Tra i tanti, quelli di maggiore interesse per i cittadini sembrano essere la possibilità di effettuare la spesa fuori comune e quella di incontrare non solo parenti ma anche persone a cui si è legati sentimentalmente pur non essendo a termini di legge “congiunti”.
Per quanto riguarda la spesa, il nuovo decreto riguardo gli spostamenti consentiti recita testualmente: “sono consentiti solo gli spostamenti motivati da comprovate esigenze lavorative o situazioni di necessità ovvero per motivi di salute e si considerano necessari gli spostamenti per incontrare congiunti purché venga rispettato il divieto di assembramento e il distanziamento interpersonale di almeno un metro e vengano utilizzate protezioni delle vie respiratorie”.
Di fatto quindi, non introduce novità sul fronte della “spesa”, termine peraltro mai citato all’interno del decreto.
L’unica novità sostanziale sugli spostamenti riguarda proprio i “congiunti”.
La definizione del termine congiunti, si può trovare nell’articolo 307 del codice penale, dove al comma 4 si legge: “s’intendono per prossimi congiunti gli ascendenti, i discendenti, il coniuge, i fratelli, le sorelle, gli affini nello stesso grado, gli zii e i nipoti”.
Molti si chiedono quindi se fidanzati o compagni non conviventi siano esclusi dall’elenco delle persone che si potranno andare a trovare a domicilio dal 4 maggio.
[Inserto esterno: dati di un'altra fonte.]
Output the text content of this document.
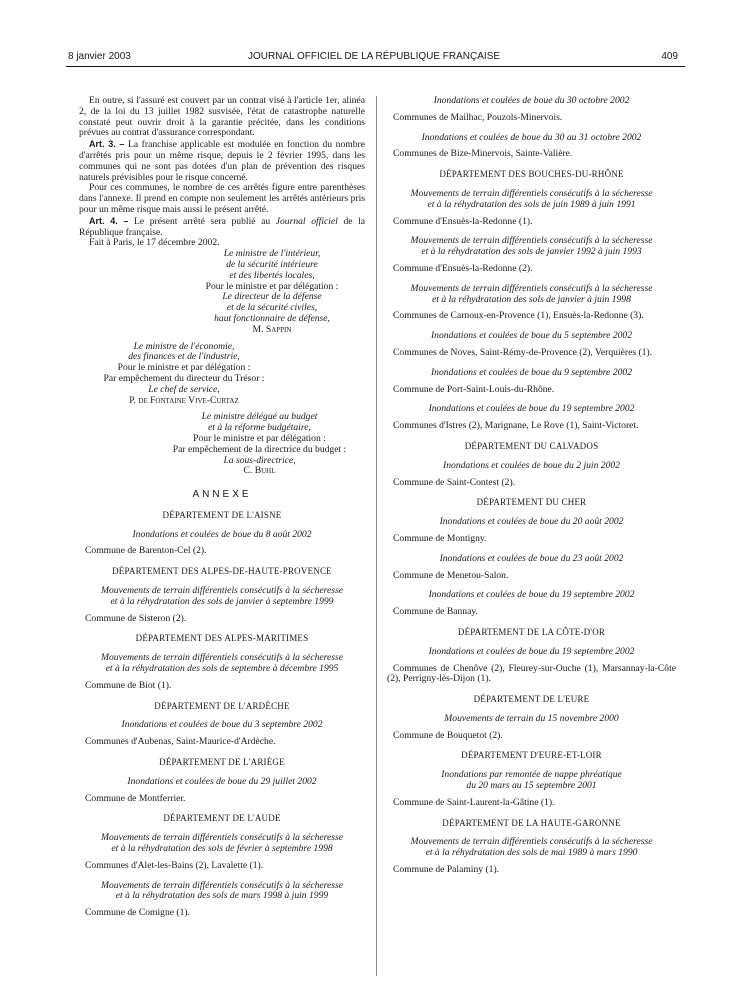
8 janvier 2003	JOURNAL OFFICIEL DE LA RÉPUBLIQUE FRANÇAISE	409

En outre, si l'assuré est couvert par un contrat visé à l'article 1er, alinéa 2, de la loi du 13 juillet 1982 susvisée, l'état de catastrophe naturelle constaté peut ouvrir droit à la garantie précitée, dans les conditions prévues au contrat d'assurance correspondant.

Art. 3. – La franchise applicable est modulée en fonction du nombre d'arrêtés pris pour un même risque, depuis le 2 février 1995, dans les communes qui ne sont pas dotées d'un plan de prévention des risques naturels prévisibles pour le risque concerné.

Pour ces communes, le nombre de ces arrêtés figure entre parenthèses dans l'annexe. Il prend en compte non seulement les arrêtés antérieurs pris pour un même risque mais aussi le présent arrêté.

Art. 4. – Le présent arrêté sera publié au Journal officiel de la République française.

Fait à Paris, le 17 décembre 2002.

Le ministre de l'intérieur,

de la sécurité intérieure

et des libertés locales,

Pour le ministre et par délégation :

Le directeur de la défense

et de la sécurité civiles,

haut fonctionnaire de défense,

M. Sappin

Le ministre de l'économie,

des finances et de l'industrie,

Pour le ministre et par délégation :

Par empêchement du directeur du Trésor :

Le chef de service,

P. de Fontaine Vive-Curtaz

Le ministre délégué au budget

et à la réforme budgétaire,

Pour le ministre et par délégation :

Par empêchement de la directrice du budget :

La sous-directrice,

C. Buhl

ANNEXE

DÉPARTEMENT DE L'AISNE

Inondations et coulées de boue du 8 août 2002

Commune de Barenton-Cel (2).

DÉPARTEMENT DES ALPES-DE-HAUTE-PROVENCE

Mouvements de terrain différentiels consécutifs à la sécheresse

et à la réhydratation des sols de janvier à septembre 1999

Commune de Sisteron (2).

DÉPARTEMENT DES ALPES-MARITIMES

Mouvements de terrain différentiels consécutifs à la sécheresse

et à la réhydratation des sols de septembre à décembre 1995

Commune de Biot (1).

DÉPARTEMENT DE L'ARDÈCHE

Inondations et coulées de boue du 3 septembre 2002

Communes d'Aubenas, Saint-Maurice-d'Ardèche.

DÉPARTEMENT DE L'ARIÈGE

Inondations et coulées de boue du 29 juillet 2002

Commune de Montferrier.

DÉPARTEMENT DE L'AUDE

Mouvements de terrain différentiels consécutifs à la sécheresse

et à la réhydratation des sols de février à septembre 1998

Communes d'Alet-les-Bains (2), Lavalette (1).

Mouvements de terrain différentiels consécutifs à la sécheresse

et à la réhydratation des sols de mars 1998 à juin 1999

Commune de Comigne (1).

Inondations et coulées de boue du 30 octobre 2002

Communes de Mailhac, Pouzols-Minervois.

Inondations et coulées de boue du 30 au 31 octobre 2002

Communes de Bize-Minervois, Sainte-Valière.

DÉPARTEMENT DES BOUCHES-DU-RHÔNE

Mouvements de terrain différentiels consécutifs à la sécheresse

et à la réhydratation des sols de juin 1989 à juin 1991

Commune d'Ensuès-la-Redonne (1).

Mouvements de terrain différentiels consécutifs à la sécheresse

et à la réhydratation des sols de janvier 1992 à juin 1993

Commune d'Ensuès-la-Redonne (2).

Mouvements de terrain différentiels consécutifs à la sécheresse

et à la réhydratation des sols de janvier à juin 1998

Communes de Carnoux-en-Provence (1), Ensuès-la-Redonne (3).

Inondations et coulées de boue du 5 septembre 2002

Communes de Noves, Saint-Rémy-de-Provence (2), Verquières (1).

Inondations et coulées de boue du 9 septembre 2002

Commune de Port-Saint-Louis-du-Rhône.

Inondations et coulées de boue du 19 septembre 2002

Communes d'Istres (2), Marignane, Le Rove (1), Saint-Victoret.

DÉPARTEMENT DU CALVADOS

Inondations et coulées de boue du 2 juin 2002

Commune de Saint-Contest (2).

DÉPARTEMENT DU CHER

Inondations et coulées de boue du 20 août 2002

Commune de Montigny.

Inondations et coulées de boue du 23 août 2002

Commune de Menetou-Salon.

Inondations et coulées de boue du 19 septembre 2002

Commune de Bannay.

DÉPARTEMENT DE LA CÔTE-D'OR

Inondations et coulées de boue du 19 septembre 2002

Communes de Chenôve (2), Fleurey-sur-Ouche (1), Marsannay-la-Côte (2), Perrigny-lès-Dijon (1).

DÉPARTEMENT DE L'EURE

Mouvements de terrain du 15 novembre 2000

Commune de Bouquetot (2).

DÉPARTEMENT D'EURE-ET-LOIR

Inondations par remontée de nappe phréatique

du 20 mars au 15 septembre 2001

Commune de Saint-Laurent-la-Gâtine (1).

DÉPARTEMENT DE LA HAUTE-GARONNE

Mouvements de terrain différentiels consécutifs à la sécheresse

et à la réhydratation des sols de mai 1989 à mars 1990

Commune de Palaminy (1).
Una questione che, al momento, non è stata ancora chiarita in maniera ufficiale.
AGGIORNAMENTO 27.4.2020 ore 17,15
Fidanzati e affetti stabili assimilati a congiunti
Secondo quanto riportato da Corriere.it, anche se nel decreto non se ne parla nel dettaglio, l’interpretazione fornita da Palazzo Chigi è che “le coppie di fatto, i fidanzati e gli affetti stabili vengono assimilati ai congiunti”. Il governo sta comunque valutando se fare una pagina con le risposte alle domande più frequenti per chiarire anche questo punto.